Today Caroline sent me a link that she knew would be a perfect fit here. The story is about a design competition to address New York City’s rising seawater.

Kayla Devon wrote about it at Builder Online, “In the next 30 years, roughly 30% of Manhattan is expected to sink below sea level, according to a climate study by the NASA Goddard Institute for Space Studies. Instead of trying to stop the inevitable, Brazilian architect Walmir Luz focused on embracing it.

“After studying climate predictions from the United States Landfalling Hurricane Probability Project and the history of Manhattan’s edge, Luz designed a utopian/dystopian future for New York (depending if you’re a glass half-full or half-empty kind of person).

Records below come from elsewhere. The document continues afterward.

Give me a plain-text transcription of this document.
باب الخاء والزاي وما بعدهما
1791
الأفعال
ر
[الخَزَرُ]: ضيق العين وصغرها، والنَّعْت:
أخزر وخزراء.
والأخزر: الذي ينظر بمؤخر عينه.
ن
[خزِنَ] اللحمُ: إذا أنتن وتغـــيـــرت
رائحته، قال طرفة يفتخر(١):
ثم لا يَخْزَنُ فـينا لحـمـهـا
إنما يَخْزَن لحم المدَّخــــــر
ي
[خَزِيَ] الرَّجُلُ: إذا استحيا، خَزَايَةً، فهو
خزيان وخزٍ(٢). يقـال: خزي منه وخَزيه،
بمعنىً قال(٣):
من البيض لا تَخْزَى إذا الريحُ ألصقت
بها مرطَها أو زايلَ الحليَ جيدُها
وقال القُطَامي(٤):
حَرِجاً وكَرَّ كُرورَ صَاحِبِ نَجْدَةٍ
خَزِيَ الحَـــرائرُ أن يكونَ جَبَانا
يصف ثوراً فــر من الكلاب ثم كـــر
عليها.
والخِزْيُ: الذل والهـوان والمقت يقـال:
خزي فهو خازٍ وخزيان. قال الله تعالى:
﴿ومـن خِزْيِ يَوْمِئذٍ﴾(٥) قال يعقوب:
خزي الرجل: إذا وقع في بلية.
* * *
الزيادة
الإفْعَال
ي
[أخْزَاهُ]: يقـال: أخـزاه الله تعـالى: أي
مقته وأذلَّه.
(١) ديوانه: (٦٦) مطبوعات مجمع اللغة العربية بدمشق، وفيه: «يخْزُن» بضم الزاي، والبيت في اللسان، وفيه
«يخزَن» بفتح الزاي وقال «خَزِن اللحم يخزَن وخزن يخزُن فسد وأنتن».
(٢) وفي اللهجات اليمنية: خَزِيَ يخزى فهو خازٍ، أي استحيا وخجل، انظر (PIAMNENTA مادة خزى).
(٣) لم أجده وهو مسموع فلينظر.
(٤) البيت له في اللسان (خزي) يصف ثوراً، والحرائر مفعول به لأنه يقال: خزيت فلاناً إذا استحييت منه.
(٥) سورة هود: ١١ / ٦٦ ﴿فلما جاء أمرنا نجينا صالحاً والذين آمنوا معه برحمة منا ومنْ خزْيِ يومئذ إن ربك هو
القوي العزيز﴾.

“Luz’s NYC 2050 concept makes flooding a part of city life by taking inspiration from Venice. Luz designed structures as levels that could allow water to move through lower levels as the sea rises. Streets would become permeable so water can wash over the roads instead of flooding them, and more barriers would surround the city’s edges.

“Luz completed the concept as his thesis for his Bachelor of Architecture degree from Cornell University, and won a Silver award in the urban planning and urban design category at the A’Design Award & Competition. He now works as an architect for Gensler.” More at Builder Online.

I love it when people who read the blog come upon topics that they know will fit and then send them along. I like being able to share the cool stuff with a wider audience. Thank you, Caroline.

Design: Walmir Luz
Luz won a design award for a concept making the best of rising sea levels in New York City.